退休手续办完,我回家收拾书房。
三十年的教案、试卷、备课本,摞起来比我还高。
最底下压着一个牛皮纸信封,落了灰。
不是我的。
我拆开,抽出一沓工资条。
郑国栋的名字,打印得端端正正。
2019年12月,应发工资:31,460元。
我愣住了。
那一年,他跟我说他工资到手七千八。
我翻到最早一张,2008年6月。
应发工资:14,780元。
那一年,他告诉我——“咱俩挣得差不多,AA最公平。”
那一年,我月薪三千二。
我蹲在书房地板上,把二十几张工资条按年份排好。
一张一张看。
手没抖。
心也没疼。
就是突然觉得,这三十年的账,该重新算算了。
01
我把工资条拍了照,原件放回信封,塞回原位。
厨房传来郑国栋炒菜的声音。
他今天比我早到家,说是要给我做顿好的,庆祝我退休。
油烟味飘过来,是糖醋排骨。
我走出书房,靠在厨房门框上看他。
围裙系得利落,锅铲翻得熟练。
“回来了?快去洗手,马上开饭。”
他头也没抬。
我在餐桌前坐下,看着满桌子菜。
四菜一汤,排骨、鲈鱼、虾仁西兰花、凉拌黄瓜。
三十年了,逢年过节他都做这几样。
“今天可是大日子。”他给我盛汤,笑得很温和,“苏老师正式退休,以后就享福了。”
我接过碗。
“国栋,我今天收拾书房,翻到你以前的一些东西。”
他手顿了一下。
“什么东西?”
“老照片。”我笑了笑,“咱俩刚结婚时候照的。”
他肩膀松下来。
“那都多少年了,你还留着呢。”
“是啊,多少年了。
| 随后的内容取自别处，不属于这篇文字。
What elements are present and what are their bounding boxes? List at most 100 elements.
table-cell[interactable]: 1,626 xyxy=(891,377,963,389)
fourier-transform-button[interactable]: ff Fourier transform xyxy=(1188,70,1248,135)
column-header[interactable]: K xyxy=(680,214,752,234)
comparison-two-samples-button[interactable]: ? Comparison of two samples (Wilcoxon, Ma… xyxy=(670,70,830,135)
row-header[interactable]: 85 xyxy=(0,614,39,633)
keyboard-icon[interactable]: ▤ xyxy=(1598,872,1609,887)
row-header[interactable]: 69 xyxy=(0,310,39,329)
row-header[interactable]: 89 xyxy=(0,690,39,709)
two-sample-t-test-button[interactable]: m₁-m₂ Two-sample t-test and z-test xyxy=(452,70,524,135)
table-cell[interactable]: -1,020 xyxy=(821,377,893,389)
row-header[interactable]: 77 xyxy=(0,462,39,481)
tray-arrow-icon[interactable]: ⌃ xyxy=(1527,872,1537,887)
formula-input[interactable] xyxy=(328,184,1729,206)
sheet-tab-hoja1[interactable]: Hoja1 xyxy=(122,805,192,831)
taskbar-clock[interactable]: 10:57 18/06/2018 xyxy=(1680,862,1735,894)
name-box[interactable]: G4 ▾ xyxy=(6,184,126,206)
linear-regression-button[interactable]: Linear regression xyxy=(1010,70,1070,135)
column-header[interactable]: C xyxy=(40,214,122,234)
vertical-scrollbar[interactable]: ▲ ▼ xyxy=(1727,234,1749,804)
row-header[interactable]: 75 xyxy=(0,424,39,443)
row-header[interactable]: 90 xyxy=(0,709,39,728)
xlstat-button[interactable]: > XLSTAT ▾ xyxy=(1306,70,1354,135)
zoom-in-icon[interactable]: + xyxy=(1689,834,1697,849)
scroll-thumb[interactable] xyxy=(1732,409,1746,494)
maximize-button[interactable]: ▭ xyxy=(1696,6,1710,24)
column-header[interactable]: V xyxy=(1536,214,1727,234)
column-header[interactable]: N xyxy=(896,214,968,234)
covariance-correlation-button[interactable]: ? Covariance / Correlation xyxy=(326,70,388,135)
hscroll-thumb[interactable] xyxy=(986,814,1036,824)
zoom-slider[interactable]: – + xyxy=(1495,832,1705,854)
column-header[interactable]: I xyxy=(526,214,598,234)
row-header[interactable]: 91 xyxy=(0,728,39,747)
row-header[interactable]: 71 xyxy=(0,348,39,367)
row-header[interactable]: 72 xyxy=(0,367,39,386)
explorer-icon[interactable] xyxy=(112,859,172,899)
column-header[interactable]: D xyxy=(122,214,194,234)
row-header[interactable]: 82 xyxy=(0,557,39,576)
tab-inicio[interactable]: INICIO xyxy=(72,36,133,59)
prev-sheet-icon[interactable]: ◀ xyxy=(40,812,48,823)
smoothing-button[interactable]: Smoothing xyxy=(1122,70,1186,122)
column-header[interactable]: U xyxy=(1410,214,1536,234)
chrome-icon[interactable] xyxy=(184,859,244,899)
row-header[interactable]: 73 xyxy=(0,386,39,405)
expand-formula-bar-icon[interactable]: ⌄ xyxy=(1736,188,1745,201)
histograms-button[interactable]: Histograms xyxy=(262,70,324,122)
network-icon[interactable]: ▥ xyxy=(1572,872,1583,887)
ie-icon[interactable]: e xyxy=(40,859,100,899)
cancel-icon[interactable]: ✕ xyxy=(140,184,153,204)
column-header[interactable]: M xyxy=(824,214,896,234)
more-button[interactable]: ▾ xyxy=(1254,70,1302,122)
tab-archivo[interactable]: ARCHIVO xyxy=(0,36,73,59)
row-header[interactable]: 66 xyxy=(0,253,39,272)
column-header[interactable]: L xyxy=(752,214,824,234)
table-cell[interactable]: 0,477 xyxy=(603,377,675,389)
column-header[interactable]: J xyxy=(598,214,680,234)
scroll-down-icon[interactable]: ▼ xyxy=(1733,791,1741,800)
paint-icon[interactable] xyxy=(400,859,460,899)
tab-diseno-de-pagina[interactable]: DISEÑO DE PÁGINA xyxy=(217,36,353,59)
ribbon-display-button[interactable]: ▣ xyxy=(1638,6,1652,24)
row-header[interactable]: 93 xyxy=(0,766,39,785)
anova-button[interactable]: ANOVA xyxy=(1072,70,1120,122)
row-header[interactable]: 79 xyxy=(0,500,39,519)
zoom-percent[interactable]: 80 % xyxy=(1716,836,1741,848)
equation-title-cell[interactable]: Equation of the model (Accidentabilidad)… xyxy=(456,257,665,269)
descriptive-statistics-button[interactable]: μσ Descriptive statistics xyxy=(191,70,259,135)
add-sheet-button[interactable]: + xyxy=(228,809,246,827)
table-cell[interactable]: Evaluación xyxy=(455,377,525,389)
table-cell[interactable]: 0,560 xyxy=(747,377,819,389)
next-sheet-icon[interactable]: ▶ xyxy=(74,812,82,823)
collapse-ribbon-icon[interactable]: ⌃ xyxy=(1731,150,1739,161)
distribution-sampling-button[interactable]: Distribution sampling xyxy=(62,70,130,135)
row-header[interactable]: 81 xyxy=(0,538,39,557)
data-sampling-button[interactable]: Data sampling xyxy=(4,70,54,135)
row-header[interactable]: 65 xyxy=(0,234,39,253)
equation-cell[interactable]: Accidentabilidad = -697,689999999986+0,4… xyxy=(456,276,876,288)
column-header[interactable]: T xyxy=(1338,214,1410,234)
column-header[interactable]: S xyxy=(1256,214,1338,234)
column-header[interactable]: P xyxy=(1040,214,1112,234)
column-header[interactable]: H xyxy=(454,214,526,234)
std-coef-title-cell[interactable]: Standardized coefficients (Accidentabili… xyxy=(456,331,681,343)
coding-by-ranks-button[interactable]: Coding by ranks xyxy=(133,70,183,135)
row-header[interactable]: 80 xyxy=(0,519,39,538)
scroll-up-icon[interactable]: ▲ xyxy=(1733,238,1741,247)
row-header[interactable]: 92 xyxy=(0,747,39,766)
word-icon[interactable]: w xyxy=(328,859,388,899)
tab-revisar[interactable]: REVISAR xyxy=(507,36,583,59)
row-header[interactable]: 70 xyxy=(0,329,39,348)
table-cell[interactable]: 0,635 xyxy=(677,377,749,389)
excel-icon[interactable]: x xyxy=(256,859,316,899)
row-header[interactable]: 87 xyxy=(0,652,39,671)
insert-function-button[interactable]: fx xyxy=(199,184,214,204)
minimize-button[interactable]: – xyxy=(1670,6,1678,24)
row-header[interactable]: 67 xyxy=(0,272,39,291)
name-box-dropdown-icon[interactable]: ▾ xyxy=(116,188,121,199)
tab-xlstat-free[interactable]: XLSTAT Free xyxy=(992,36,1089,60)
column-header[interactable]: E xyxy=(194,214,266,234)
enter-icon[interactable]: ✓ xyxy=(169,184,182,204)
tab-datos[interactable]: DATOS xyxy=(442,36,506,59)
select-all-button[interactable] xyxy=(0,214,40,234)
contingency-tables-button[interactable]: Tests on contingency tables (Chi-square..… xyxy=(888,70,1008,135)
”
我低头喝汤,没再说话。
汤有点咸。
以前我会说出来,今天没有。
吃完饭他去洗碗。
我回到书房,关上门,打开手机计算器。
1994年结婚,我月薪820元。
那年他告诉我,他在机械厂,工资也差不多,九百出头。
我们约定AA制。
房租他出,水电煤气我出,买菜做饭各掏一半。
他说这样公平,谁也不欠谁。
我觉得有道理。
两个人过日子,不该让一方吃亏。
可现在想想——
1994年,他的真实工资,我不知道。
信封里最早的工资条是2008年的。
但2008年他就月入一万四了。
他告诉我的数字是四千五。
我深吸一口气,开始在本子上画表格。
左边一列写他告诉我的工资。
右边一列写工资条上的实际数字。
中间的差额,我用红笔标出来。
2008年:差额10,280元。
2012年:差额13,600元。
2016年:差额18,900元。
2019年:差额23,660元。
红色的数字越来越大。
我放下笔。
三十年婚姻,他至少瞒了我二十年的真实收入。
而这二十年里,我每个月咬着牙凑出“我的那一半”。
2003年儿子上幼儿园,学费一年八千,一人四千。
四千块,是我当时两个月的工资。
我记得那年冬天,办公室的取暖费要自己交。
三百二十块钱,我犹豫了一个星期。
最后跟同事刘芳借的。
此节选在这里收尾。